How is the quality of XBRL filings currently?
From what our members tell us, the quality is poor but salvageable. It is possible to make corrections and deliver information that is really useful to investors.
What must be done to promote the use of XBRL data among investors, analysts, and others in the market?
I have always thought that investors should not have to know about XBRL. They should just experience better products, better searches, and better functionality as a result of what XBRL delivers. The use of XBRL by vendors and other intermediaries is crucial. I would say that to improve the use of XBRL, the quality has to be better. But more importantly, the whole filing, not just the numbers and the footnotes, should be [structured] data.
It is interesting that when the SEC started to transform disclosures from documents into data, it began with the most complicated aspect of disclosure: the US GAAP financial statements. There are plenty of areas of disclosure-such as the ownership structure of a company, the list of subsidiaries, or the list of directors and officers-that are simpler and could have been transformed into data first and could have delivered functionality and value far faster.
As disclosure continues to be transformed from plain text into searchable data, then the products that vendors offer will show improvements. Investors may notice the improvements, but they will not know about the XBRL tagging-and they should not have to know.
In your previous jobs with the SEC and a key Congressional committee, you were very involved with XBRL issues. Now that you are on the outside, working with companies and investors, what message about XBRL would you give to your former bosses and colleagues?

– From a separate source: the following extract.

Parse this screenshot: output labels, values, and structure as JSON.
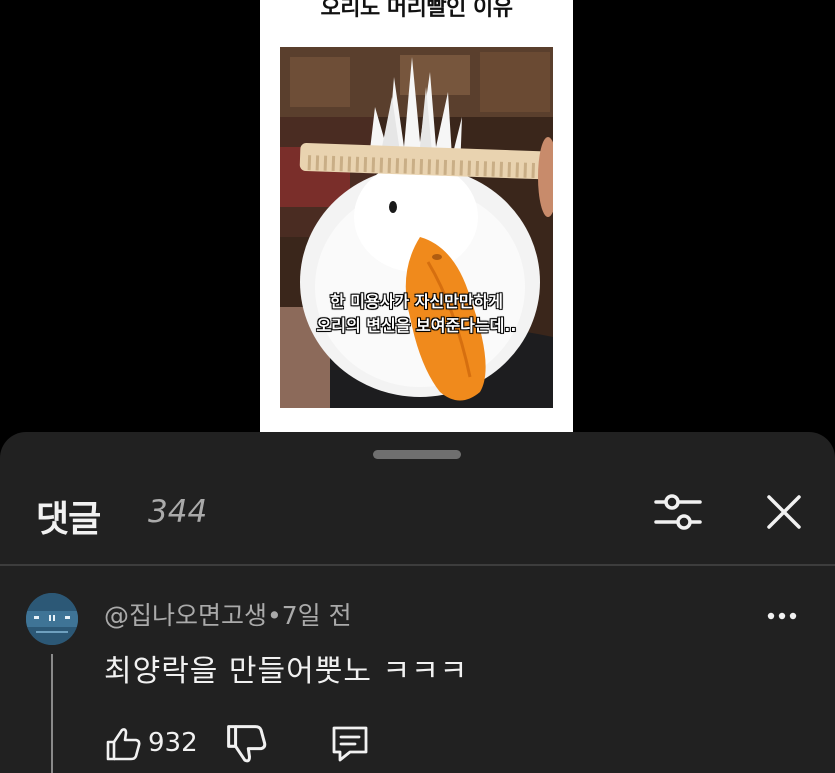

When I have my regular meetings with staffers in Congress, I continue to say that by transforming documents into searchable data, we are not just going to make the capital markets work better. We are going to make compliance and reporting cheaper for companies, investors, and government-and that means economic growth. That means we improve our society. I am very optimistic about the potential of structured data to transform government and society for the better for all of us in the coming years.
And what message would you give to the SEC staff?
To the staff of the Division of Corporation Finance, I would say: “Do not give up.” I hear from attorneys and accountants who are relatively junior that they would prefer not to have to double-check the math of financial statements with calculators. I do not think they will have to continue doing that for much longer. As the SEC embraces more data-tagging, the staff who right now spend their time mechanically, manually checking US GAAP rules will be able to deploy their expertise more efficiently.
To the SEC commissioners themselves, I would say that this is an opportunity to lead. The modernization of the SEC's disclosure systems is going to transform the capital markets in ways that Sarbanes-Oxley and Dodd-Frank never could. Even though the structured-data initiative does not make the political headlines that those legislative changes did, ultimately it is more consequential.
NOTE: The views expressed here are entirely Mr. Hollister's, and they do not necessarily reflect those of the Data Transparency Coalition, Merrill Corporation, or any other organization.